The Question Everyone's been Asking:
What is Content Strategy?

By Micah Brown

So What is Content Strategy?

At its most basic level, content strategy is the creation and management of content. While the approach to content strategy was certainly changed with the growth of internet capabilities, the core of what it is hasn’t changed: create content that is sustainable, meaningful, cohesive, and ultimately engages the audience. Regarding the approach you may use for your own content strategy, perhaps the most important question to be asking is; “Why?”

The Content Marketing Institute Blog states that content strategy: “… helps you get the right content in front of the right people, at the right times, for the right reasons.”

While the US Government’s User Interface and Usability Office says that content strategy is “The strategic planning, creation, delivery, and governance of your content.”

The wonderful thing about these statements is that they are both correct!
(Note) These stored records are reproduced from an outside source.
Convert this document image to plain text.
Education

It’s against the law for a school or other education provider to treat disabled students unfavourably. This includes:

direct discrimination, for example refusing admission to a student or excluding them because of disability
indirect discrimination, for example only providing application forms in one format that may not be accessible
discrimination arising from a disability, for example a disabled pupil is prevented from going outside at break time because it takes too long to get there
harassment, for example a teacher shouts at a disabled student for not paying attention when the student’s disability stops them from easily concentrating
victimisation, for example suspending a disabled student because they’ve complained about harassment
Good content strategy should be agile and able to fit into the needs you require it to fit in without feeling strained or out of place.

The content you’ll find on Ikea’s website is going to be vastly different from the content you’ll find at Indeed.com. They both want visitors to go to their sites, but the audience for those sites is going to be very different.

Brain Traffic provides the Content Strategy Quad as a way to look at and understand content strategy. They say that content strategy breaks down into four primary components: Editorial, Experience, Structure, and Process. Without any of these, content strategy will ultimately fail.

The quad is more than just a list. Each part contains its own separate questions that need to be answered and steps to be taken. What makes Brain Traffic’s take on it different than many of the others is that it allows you to take the reins and create your own approach.

Editorial Strategy

Editorial Strategy breaks down into a series of basic questions that will help formulate the direction the rest of the content will move toward. A few of these questions are:

  1. Who is your audience?
  2. What message are you trying to send?
  3. What problems might this content solve for the user?

Figuring out the answers to these questions will ultimately help you narrow your audience down to those who may be seeking your content. Once you have those answers outlined, you can start writing the content itself. Even before the content has been completely written, the next step can begin as some of the above questions will help to form ideas around the experience the consumers of your content will have.

Experience Design

As the content is being compiled into an easily consumable copy, the experience design must then make that content appealing to the core audience they are attempting to reach. Important questions that will need to be asked include:

  1. How will the needs of our audience be met with this content?
  2. What is the current ecosystem for this type of content?
  3. What type of journey is our customer on?

It’s the answer to the first question that will guide how the following questions are answered and how the experience is ultimately built. Ultimately, you want the experience to be one that speaks not only to your audience, but to those who may find you along the way. The experience needs to have its own level of engagement beyond the content created during the editorial process.

Structure

Structure ties into Experience Design and Editorial Strategy in that it creates the underlying support that everything else will be built on top of. When structure is discussed, it’s often done so with a plan to help draw in users that will benefit from the content. Some of the important questions that need to be asked during this phase include:

  1. How will the content be organized for browse-and-find?
  2. What tags must be used to attract users we want?
  3. How will this content be usable in the future?

When writing or creating content, it’s always important to consider its use for the future. That way it’s not something that will only be seen once by your audience and forgotten, but something that can be called on in the future to enhance other content where it seems appropriate.

Process Design

This is the section of the quad where everything is planned out. How the pieces will be built, framed, and ultimately constructed. During this process, there will be questions like these:

  1. What is the lifecycle of the content and how will it move through that lifecycle?
  2. What tools are needed to create and deliver the content?
  3. How will you measure the quality and success of the content?

In the end, the processes you use to create your content will look quite different from how somebody else develops their content strategy, even if both of you are staying within the quad structure. This is due to the quad structure being infinitely flexible to be able to help a car manufacturer sell more cars and an accounting firm disseminate important information about Tax Law changes to their clients.

A heavy focus on Content Strategy will bring you results, help your business grow, and provide valuable information to your preferred audience.